If the patient is admitted into the hospital, and later the agency resumes the patient’s care, then Petaluma Valley Home Health has a new form, a supplemental order, to fax to the physician.
The inservice went over the criteria for that.
Other issues that would trigger a supplemental order are:
if the agency makes an extra visit because of a catheter malfunction or other problem;
if the patient has constipation or new symptoms;
if there is a change in treatment or a change in wound care;
if the medication is not working.
Occasionally these orders are overlooked, Vedder says.
The nurse will let the physician know if something new has occurred, and then they’ll follow the doctor’s orders and put what they did in the care plan. But perhaps they failed to fill out a supplemental order for the physician, she explains.

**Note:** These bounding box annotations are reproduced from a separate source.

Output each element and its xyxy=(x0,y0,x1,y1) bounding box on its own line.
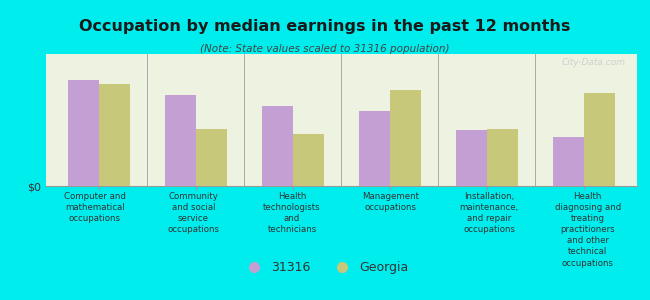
Bar xyxy=(390,90,421,186)
Bar xyxy=(552,137,584,186)
Bar xyxy=(164,95,196,186)
Bar xyxy=(99,84,130,186)
Text: (Note: State values scaled to 31316 population): (Note: State values scaled to 31316 popu… xyxy=(200,44,450,53)
Text: Health
technologists
and
technicians: Health technologists and technicians xyxy=(263,192,320,234)
Text: Occupation by median earnings in the past 12 months: Occupation by median earnings in the pas… xyxy=(79,20,571,34)
Legend: 31316, Georgia: 31316, Georgia xyxy=(237,256,413,279)
Bar xyxy=(262,106,292,186)
Text: City-Data.com: City-Data.com xyxy=(561,58,625,67)
Text: Installation,
maintenance,
and repair
occupations: Installation, maintenance, and repair oc… xyxy=(460,192,519,234)
Bar xyxy=(68,80,99,186)
Bar xyxy=(456,130,487,186)
Bar xyxy=(584,93,615,186)
Text: Health
diagnosing and
treating
practitioners
and other
technical
occupations: Health diagnosing and treating practitio… xyxy=(554,192,621,268)
Bar xyxy=(196,129,227,186)
Bar xyxy=(487,129,518,186)
Text: Computer and
mathematical
occupations: Computer and mathematical occupations xyxy=(64,192,125,223)
Bar xyxy=(359,111,390,186)
Text: Management
occupations: Management occupations xyxy=(362,192,419,212)
Bar xyxy=(292,134,324,186)
Text: Community
and social
service
occupations: Community and social service occupations xyxy=(168,192,220,234)
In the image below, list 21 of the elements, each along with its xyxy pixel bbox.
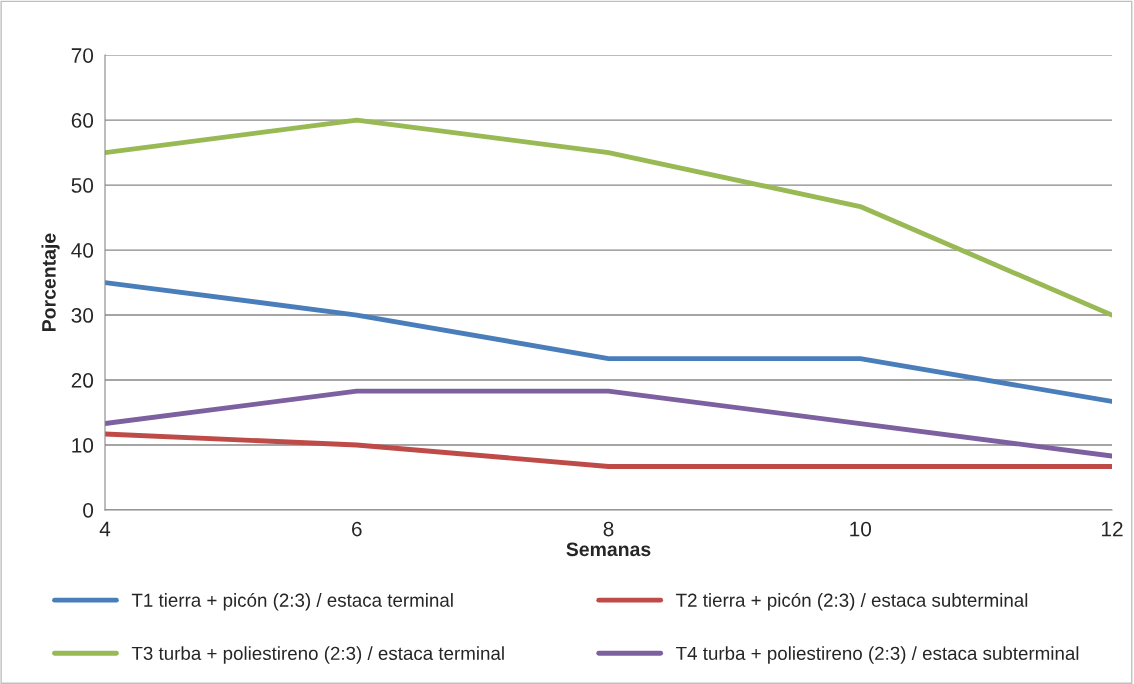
- line-series: [105, 280, 1112, 404]
- legend-label: T2 tierra + picón (2:3) / estaca subterminal: [676, 592, 1028, 611]
- y-tick-label: 20: [71, 373, 94, 388]
- y-tick-label: 0: [83, 502, 94, 518]
- x-tick-label: 4: [99, 521, 111, 537]
- line-series: [105, 117, 1112, 318]
- x-tick-label: 6: [352, 521, 362, 537]
- x-axis-title: Semanas: [566, 542, 651, 557]
- legend-label: T4 turba + poliestireno (2:3) / estaca subterminal: [676, 646, 1079, 664]
- y-axis-title: Porcentaje: [41, 233, 60, 331]
- legend-label: T3 turba + poliestireno (2:3) / estaca terminal: [131, 646, 504, 664]
- y-tick-label: 60: [71, 113, 94, 128]
- y-tick-label: 30: [71, 308, 94, 323]
- y-tick-label: 70: [71, 48, 94, 63]
- x-tick-label: 12: [1102, 521, 1123, 537]
- x-tick-label: 8: [603, 521, 614, 537]
- legend-label: T1 tierra + picón (2:3) / estaca terminal: [131, 592, 453, 611]
- y-tick-label: 10: [72, 438, 94, 453]
- x-tick-label: 10: [850, 521, 872, 537]
- y-tick-label: 40: [71, 243, 94, 258]
- y-tick-label: 50: [71, 178, 94, 193]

"Legally, if you get auditors coming in, and they see you’re doing things that you don’t have orders for, it doesn’t go over too well."
• Demonstrate how to do a discharge summary.
The discharge summary must be sent to all patients when their cases are closed.
"We discussed this for a while because people were unclear what we wanted as far as outcomes," Vedder says.
The discharge summary addresses what the final outcome was: whether the wound healed, what the patient learned, and whether the patient could verbalize what he or she was taught, Vedder says.
Nurses rewrite all problems from the care plan and rewrite all the outcomes on the discharge summary.